Well, the kid comes out and they immediately throw her into an incubator which, for all I knew, could've been an iron lung or a Cray Supercomputer. The thing had more controls than an F-18 and I'm thinking: "Hmm. That's a bit of overkill, isn't it?" But, assuming any child who comes from me will be perfect in every respect, I jumped into the game and started filming my new daughter, figuring the video would be worth something when she won the first of her three Olympic soccer gold medals. I look over at my wife, assuming she'll congratulate me on my courage or mention my Ansel Adams-like skill with the camera but, actually, she's crying.

Then I realize: My kid hasn't cried yet. Holy sh*t, she hasn't breathed yet!!! The nurse taps me on the shoulder and says: "You shouldn't be filming." Always observant and informed, I ask: "Why not?" She says: "Um, sir. We're trying to revive your baby." She would've punched me in the mouth, but I'm sure she'd have felt bad about pummeling the retarded. Turns out, the iron lung is what they use when the baby's born near death. Ummmmmmmm, yeah.

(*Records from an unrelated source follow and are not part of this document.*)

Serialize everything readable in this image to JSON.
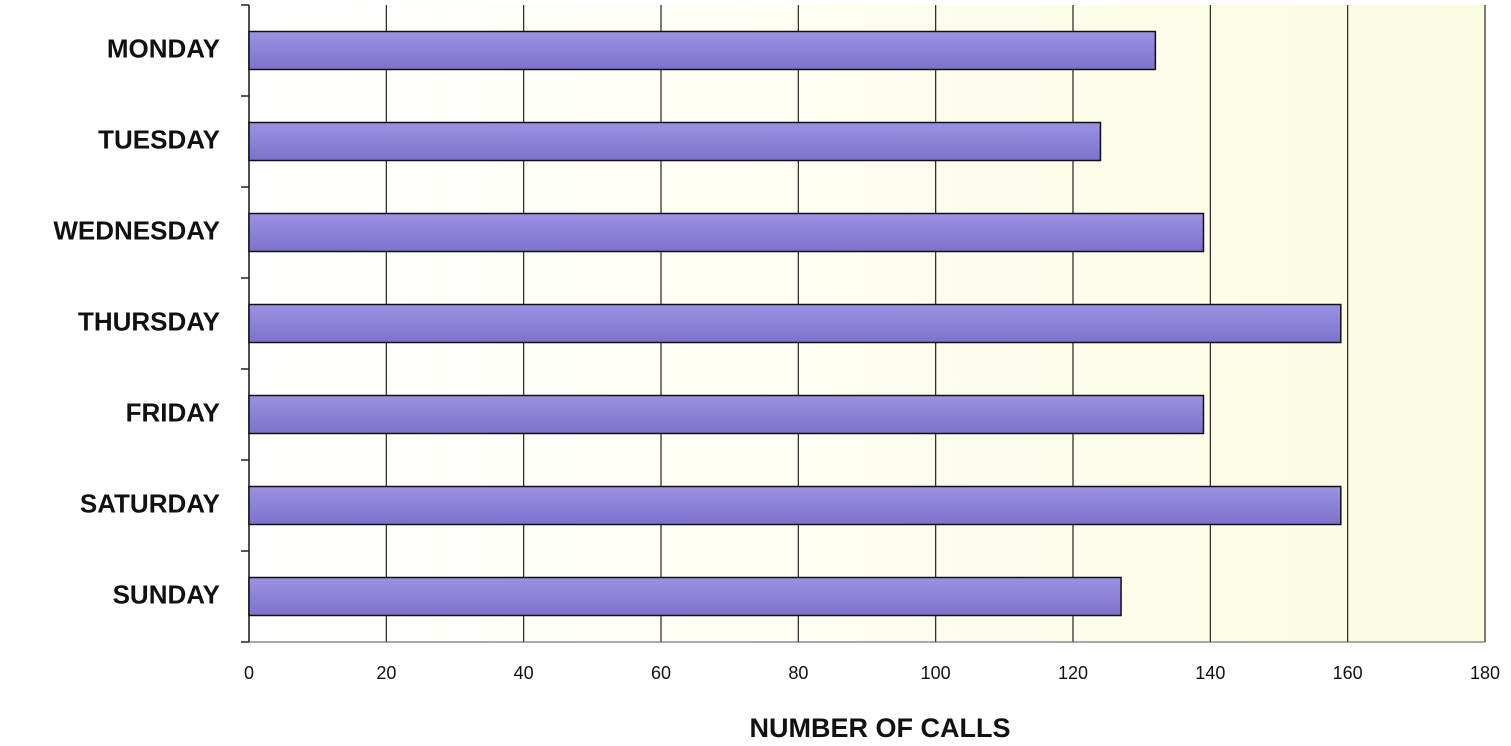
{
  "chart_data": {
    "type": "bar",
    "orientation": "horizontal",
    "x_label": "NUMBER OF CALLS",
    "categories": [
      "MONDAY",
      "TUESDAY",
      "WEDNESDAY",
      "THURSDAY",
      "FRIDAY",
      "SATURDAY",
      "SUNDAY"
    ],
    "values": [
      132,
      124,
      139,
      159,
      139,
      159,
      127
    ],
    "color": "#8a80d8",
    "xlim": [
      0,
      180
    ],
    "xticks": [
      0,
      20,
      40,
      60,
      80,
      100,
      120,
      140,
      160,
      180
    ],
    "grid": true
  }
}
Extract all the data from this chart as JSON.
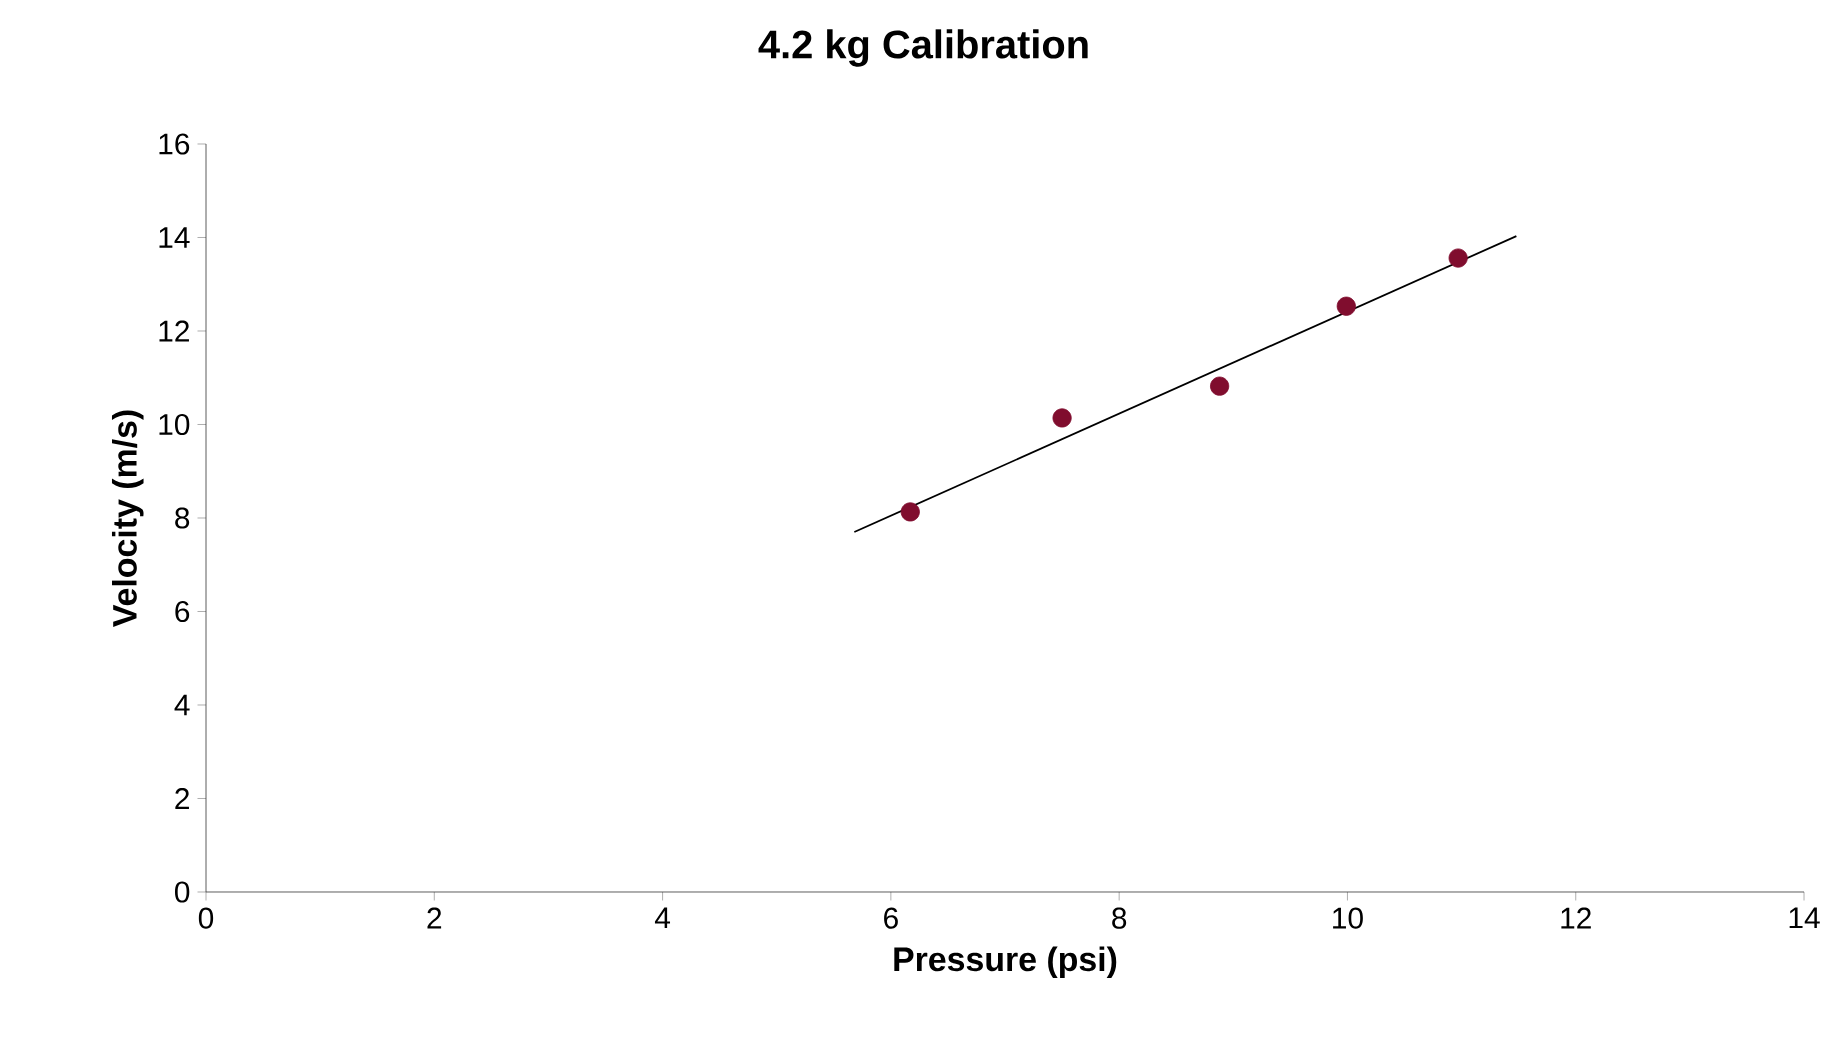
{
  "chart_data": {
    "type": "scatter",
    "title": "4.2 kg Calibration",
    "xlabel": "Pressure (psi)",
    "ylabel": "Velocity (m/s)",
    "xlim": [
      0,
      14
    ],
    "ylim": [
      0,
      16
    ],
    "xticks": [
      0,
      2,
      4,
      6,
      8,
      10,
      12,
      14
    ],
    "yticks": [
      0,
      2,
      4,
      6,
      8,
      10,
      12,
      14,
      16
    ],
    "grid": false,
    "legend": false,
    "series": [
      {
        "marker": "circle",
        "color": "#800d2e",
        "x": [
          6.17,
          7.5,
          8.88,
          9.99,
          10.97
        ],
        "values": [
          8.13,
          10.14,
          10.82,
          12.53,
          13.56
        ]
      },
      {
        "type": "line",
        "color": "#000000",
        "marker": "none",
        "line_style": "solid",
        "x": [
          5.68,
          11.48
        ],
        "values": [
          7.7,
          14.03
        ]
      }
    ]
  }
}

Despite having an IQ hovering around room temperature, I was able to determine that my daughter had been born with the cord around her neck and nearly strangled herself upon arrival. I slumped down on the couch, immediately wondering whether I could return the crib and stroller and get some money back. My wife looked over, knew EXACTLY what I was thinking, and threw a bed pan at me.

Miraculously, the crack team of doctors and nurses, who had all shown up in the room within 3 seconds of somebody pressing a button alerting the entire ward that the moronic father's kid was in trouble, had my daughter bouncing and crying -- and breathing -- in less than a minute. I was still too stunned and scared and flat-out stupid to say much other than "thank you" about a million times. They all took turns spitting on me and the video camera as they walked out. My wife would've done it, too, had her daughter not flatlined just minutes before and been saved by the greatest set of OBGYNs the world has ever known.

The good news is that, after the 30-second nightmare, my daughter made it through like a champ. Her eyes were open and, true to her female form, she was grabbing for my wallet before we made it out of the nursery.

Fifteen months later, my son was born in the same hospital, and I spent the whole day in the parking lot, shaving with a butter knife and scarfing down all the pickles I could eat.